Nice, nice work. Soooo freaking close.

Thursday, December 18, 2008

A Different ENWorld

I've been a visitor and poster at the ENWorld site nearly since its inception. My original account dates to Jan-2002, and I was clearly reading the site prior to that (2001 or likely even 2000). At the time I had a playgroup at the video game company where I worked in Boston that started in 1999 with 2E AD&D (I held my nose and agreed), quickly switched over to 3E in 2000, and continued every week up until I moved to NYC in late 2005.

If anything, I've spent too many hours of too many days sucked into the discussion at ENWorld.
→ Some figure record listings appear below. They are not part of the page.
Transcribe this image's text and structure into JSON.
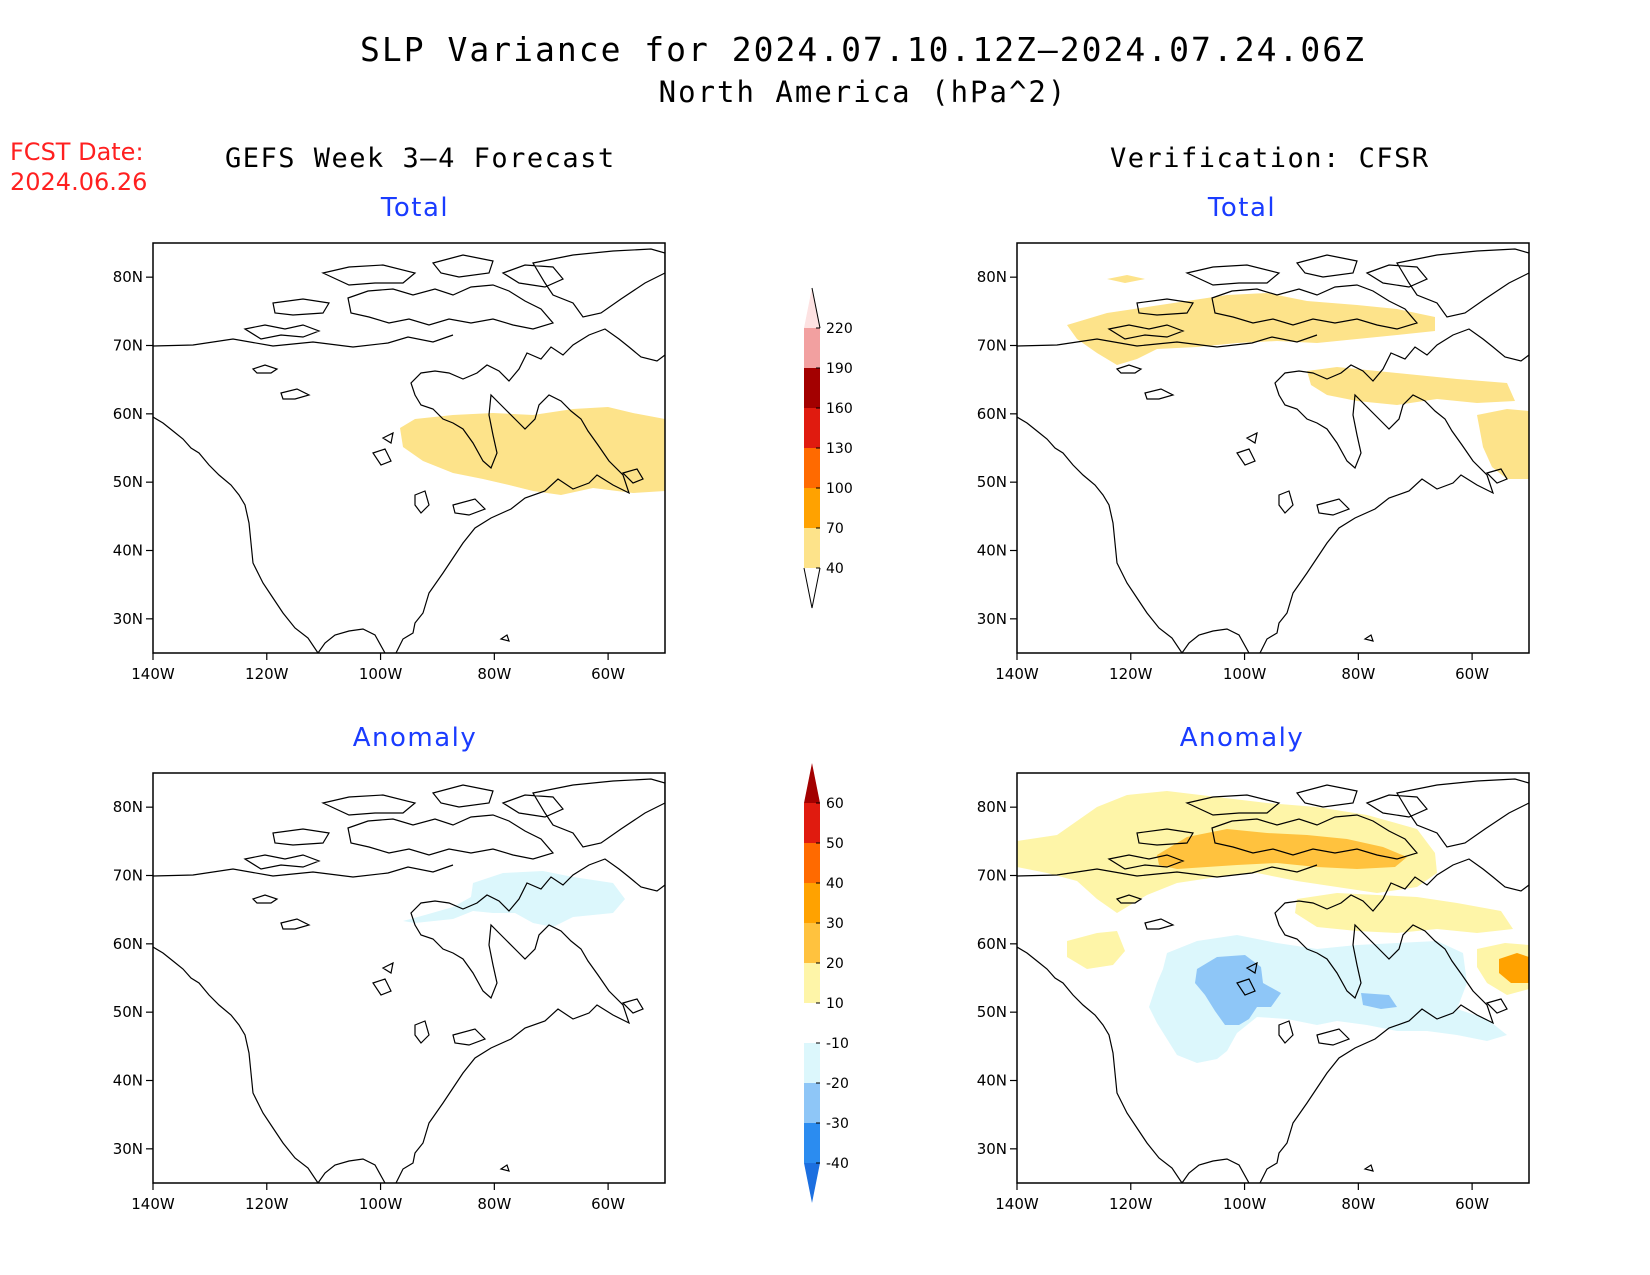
{
  "title": "SLP Variance for 2024.07.10.12Z–2024.07.24.06Z",
  "subtitle": "North America (hPa^2)",
  "fcst_label": "FCST Date:",
  "fcst_date": "2024.06.26",
  "columns": {
    "left": "GEFS Week 3–4 Forecast",
    "right": "Verification: CFSR"
  },
  "panels": {
    "top_left": "Total",
    "top_right": "Total",
    "bottom_left": "Anomaly",
    "bottom_right": "Anomaly"
  },
  "axes": {
    "lat_labels": [
      "80N",
      "70N",
      "60N",
      "50N",
      "40N",
      "30N"
    ],
    "lon_labels": [
      "140W",
      "120W",
      "100W",
      "80W",
      "60W"
    ]
  },
  "colorbar_total": {
    "levels": [
      "40",
      "70",
      "100",
      "130",
      "160",
      "190",
      "220"
    ],
    "colors": [
      "#fde38a",
      "#ffa200",
      "#ff6a00",
      "#e01b0f",
      "#a30000",
      "#f2a0a0",
      "#fde2e2"
    ]
  },
  "colorbar_anomaly": {
    "levels": [
      "-40",
      "-30",
      "-20",
      "-10",
      "10",
      "20",
      "30",
      "40",
      "50",
      "60"
    ],
    "colors": [
      "#1c6fe0",
      "#2b8cf0",
      "#8ec6f7",
      "#dcf7fc",
      "#ffffff",
      "#fef5a8",
      "#ffc23e",
      "#ffa200",
      "#ff6a00",
      "#e01b0f",
      "#a30000"
    ]
  },
  "chart_data": [
    {
      "type": "map",
      "panel": "GEFS Week 3–4 Forecast / Total",
      "lon_range": [
        "140W",
        "50W"
      ],
      "lat_range": [
        "25N",
        "85N"
      ]
    },
    {
      "type": "map",
      "panel": "Verification: CFSR / Total",
      "lon_range": [
        "140W",
        "50W"
      ],
      "lat_range": [
        "25N",
        "85N"
      ]
    },
    {
      "type": "map",
      "panel": "GEFS Week 3–4 Forecast / Anomaly",
      "lon_range": [
        "140W",
        "50W"
      ],
      "lat_range": [
        "25N",
        "85N"
      ]
    },
    {
      "type": "map",
      "panel": "Verification: CFSR / Anomaly",
      "lon_range": [
        "140W",
        "50W"
      ],
      "lat_range": [
        "25N",
        "85N"
      ]
    }
  ]
}
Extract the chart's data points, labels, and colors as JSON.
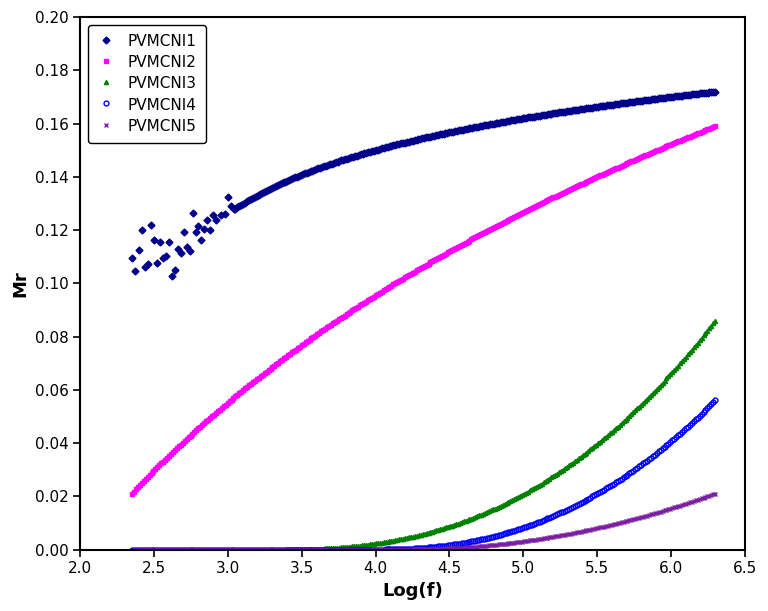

No matter what else, people care about their gaming there. A lot of people agreed that it was one of the more civil and welcoming public forums on the Internet. Staffers from Wizards of the Coast would regularly pop in and comment on discussions. Up until this year, Gygax maintained mammoth discussion threads as he participated in generous Q-and-A sessions. (When ENWorld ran into financial difficulties a few years ago, Gygax among other offered to fund the whole site, as I recall.)

Now, I think there's been a sea change since 4E D&D was announced last year. ENWorld is in a terribly awkward position since the release of 4E. Recall that it was originally called "Eric Noah's Unofficial 3E News Site". Up until this year, ENWorld was explicitly dedicated to one edition of the game -- 3E -- that also happened to be the currently-published edition of the game. Everyone that visited had some kind of agreement about the context under which they were posting.

When 4E was released, ENWorld's mission statement had to change (you can't both be 3E and currently-published brand-name D&D anymore). They chose to become big-tent and welcome discussions of 4E, 3E, everything. There's been some forward-and-backwards to that attempt (first, 4E got put in the title bar by itself; then 4E & 3E; now no edition appears in the title bar).

But of course 4E is enormously fractious, it's enormously different from any prior versions of the game, and ENWorld is trying to straddle this huge fissure cut directly through the D&D player community. I didn't want to say this last summer (when 4E was officially released), but waited a few months to see if the tension level would simmer down. From what I can see, it has not.

ENWorld has apparently become the site for a perpetual ongoing edition war. It seems like the majority of threads that I visit in the General forum turn into edition wars, usually between 3E and 4E. But sometimes 3.0 and 3.5. Sometimes 1E vs. 4E. Sometimes 2E and everything else. People can't agree on the very terms of debate anymore; people can't agree on what counts as reliable sources for anything to do with the publishing or game-design business. Posters seem aggravated, moderators seem consistently more aggravated and snide than they were before.

I don't think there's any way around this -- If 4E is as fractious as it seems, and ENWorld invites a multi-edition discussion, then these arguments will continue ad infintum. One of the wackiest claims is that ENWorld was equivalently argumentative when 3E was released, which (a) doesn't remotely match my recollection, and (b) doesn't make any sense because the whole site was dedicated to 3E from the get-go.

It seems like most D&D gaming forums I can think of are dedicated to one edition (brand) or another, not everything. ENWorld is particularly vulnerable because they'd grown a very dedicated membership to one edition from 2000-2008, and much of that membership is very willing to defend against criticism from players of the new game.

Part of me really wishes that ENWorld had bitten the bullet and dedicated itself to one version of the game, either 3E or 4E, but not both (or all). But they didn't, and perhaps they couldn't -- in any event, it will clearly be a very different ENWorld from here on out.